Plus de 85 % en Israël, 15 % en Espagne, 8 à 10 % en Italie… et aux alentours de 1 % en France (contre 0,5 % en 2017). Selon les chiffres officiels, l’Hexagone comptait 119 projets en service en janvier 2026, 21 autres autorisés et 25en cours d’instruction. « Le parc est en croissance, relativement lente compte tenu de son niveau de départ », constatait l’Inrae dans un rapport dressant l’état des lieux 2022 de la réutilisation des eaux usées en France (REUT), publié en 2023.
La REUT est identifiée comme l’une des pistes pour faire face aux épisodes de sécheresse appelés à se répéter et à s’intensifier dans le contexte du changement climatique, afin d’éviter la multiplication des restrictions d’eau.
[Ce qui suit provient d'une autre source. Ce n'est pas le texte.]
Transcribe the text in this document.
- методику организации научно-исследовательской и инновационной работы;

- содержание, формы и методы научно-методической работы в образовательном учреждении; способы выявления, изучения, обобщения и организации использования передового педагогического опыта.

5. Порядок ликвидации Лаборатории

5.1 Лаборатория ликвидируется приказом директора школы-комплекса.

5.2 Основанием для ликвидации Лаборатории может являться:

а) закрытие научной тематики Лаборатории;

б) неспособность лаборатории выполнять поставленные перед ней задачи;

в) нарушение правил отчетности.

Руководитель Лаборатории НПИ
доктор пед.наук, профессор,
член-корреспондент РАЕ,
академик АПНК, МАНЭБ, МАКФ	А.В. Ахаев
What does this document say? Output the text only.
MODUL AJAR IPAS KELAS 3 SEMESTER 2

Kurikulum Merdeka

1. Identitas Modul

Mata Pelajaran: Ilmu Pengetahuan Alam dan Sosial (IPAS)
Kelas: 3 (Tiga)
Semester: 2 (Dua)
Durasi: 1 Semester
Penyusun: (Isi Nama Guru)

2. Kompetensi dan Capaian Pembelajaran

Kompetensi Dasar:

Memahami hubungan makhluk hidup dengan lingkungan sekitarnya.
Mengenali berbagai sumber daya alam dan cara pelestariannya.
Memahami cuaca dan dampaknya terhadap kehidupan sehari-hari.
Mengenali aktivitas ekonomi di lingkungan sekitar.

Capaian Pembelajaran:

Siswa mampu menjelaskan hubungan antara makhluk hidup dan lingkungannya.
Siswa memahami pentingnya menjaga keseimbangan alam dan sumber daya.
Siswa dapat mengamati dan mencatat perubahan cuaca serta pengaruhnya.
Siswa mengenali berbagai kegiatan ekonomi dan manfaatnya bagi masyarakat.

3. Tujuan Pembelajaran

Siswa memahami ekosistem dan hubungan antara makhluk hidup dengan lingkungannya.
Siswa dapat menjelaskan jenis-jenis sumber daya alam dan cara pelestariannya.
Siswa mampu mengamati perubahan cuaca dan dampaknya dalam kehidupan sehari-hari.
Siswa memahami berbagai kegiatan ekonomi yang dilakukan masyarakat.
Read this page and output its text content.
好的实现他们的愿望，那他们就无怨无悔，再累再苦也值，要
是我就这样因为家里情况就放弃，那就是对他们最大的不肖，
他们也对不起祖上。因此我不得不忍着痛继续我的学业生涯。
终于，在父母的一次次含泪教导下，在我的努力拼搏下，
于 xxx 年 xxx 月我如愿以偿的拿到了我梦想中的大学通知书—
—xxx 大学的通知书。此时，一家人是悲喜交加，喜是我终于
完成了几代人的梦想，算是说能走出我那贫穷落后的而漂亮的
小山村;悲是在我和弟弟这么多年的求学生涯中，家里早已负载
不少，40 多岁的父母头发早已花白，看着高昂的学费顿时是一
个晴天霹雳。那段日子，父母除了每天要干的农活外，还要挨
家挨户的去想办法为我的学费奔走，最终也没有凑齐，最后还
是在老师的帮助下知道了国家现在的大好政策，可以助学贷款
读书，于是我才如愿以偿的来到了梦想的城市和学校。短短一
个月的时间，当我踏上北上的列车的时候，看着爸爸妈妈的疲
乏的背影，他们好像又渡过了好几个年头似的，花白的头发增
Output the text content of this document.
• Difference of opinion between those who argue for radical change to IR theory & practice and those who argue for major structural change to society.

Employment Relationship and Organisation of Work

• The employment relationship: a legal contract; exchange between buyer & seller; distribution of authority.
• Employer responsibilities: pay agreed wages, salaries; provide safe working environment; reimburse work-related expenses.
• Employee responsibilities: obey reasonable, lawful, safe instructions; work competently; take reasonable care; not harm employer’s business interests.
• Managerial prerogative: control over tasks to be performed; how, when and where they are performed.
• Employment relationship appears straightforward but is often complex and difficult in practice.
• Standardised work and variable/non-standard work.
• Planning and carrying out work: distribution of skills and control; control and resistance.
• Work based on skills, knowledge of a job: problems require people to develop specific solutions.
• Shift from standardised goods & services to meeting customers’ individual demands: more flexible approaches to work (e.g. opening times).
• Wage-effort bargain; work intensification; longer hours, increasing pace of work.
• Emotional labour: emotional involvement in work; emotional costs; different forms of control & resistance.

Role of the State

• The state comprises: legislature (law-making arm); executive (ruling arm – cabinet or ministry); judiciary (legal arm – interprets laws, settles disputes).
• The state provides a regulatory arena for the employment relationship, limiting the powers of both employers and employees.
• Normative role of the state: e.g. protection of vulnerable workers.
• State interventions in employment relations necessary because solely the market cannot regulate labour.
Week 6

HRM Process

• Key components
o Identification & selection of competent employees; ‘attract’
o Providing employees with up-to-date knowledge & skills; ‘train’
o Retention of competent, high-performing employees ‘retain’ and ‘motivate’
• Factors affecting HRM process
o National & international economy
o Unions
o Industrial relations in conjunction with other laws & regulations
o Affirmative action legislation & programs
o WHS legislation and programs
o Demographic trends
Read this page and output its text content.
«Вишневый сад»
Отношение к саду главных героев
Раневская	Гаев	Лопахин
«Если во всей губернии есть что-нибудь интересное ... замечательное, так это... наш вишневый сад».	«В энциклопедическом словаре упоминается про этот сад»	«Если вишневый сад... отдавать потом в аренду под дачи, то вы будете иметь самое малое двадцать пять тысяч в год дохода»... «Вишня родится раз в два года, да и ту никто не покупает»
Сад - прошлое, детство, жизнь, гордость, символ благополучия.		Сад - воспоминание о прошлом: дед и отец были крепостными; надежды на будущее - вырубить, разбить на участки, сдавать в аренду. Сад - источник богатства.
Le principe consiste à ajouter, en sortie de station d’épuration, des traitements additionnels éliminant les agents pathogènes. Plutôt que de repartir dans le milieu naturel, l’eau traitée est ainsi recyclée pour irriguer des cultures, nettoyer les voiries, arroser des espaces verts, climatiser les villes ou même produire de l’eau potable.
Presque autant de projets arrêtés que de projets lancés ?
Lors de la présentation du Plan Eau en mars 2023, Emmanuel Macron avait annoncé un objectif ambitieux pour développer la filière : passer de « moins de 1 % » à 10 % de recyclage des eaux usées en France d’ici à 2030, soit 1 000 projets en cinq ans.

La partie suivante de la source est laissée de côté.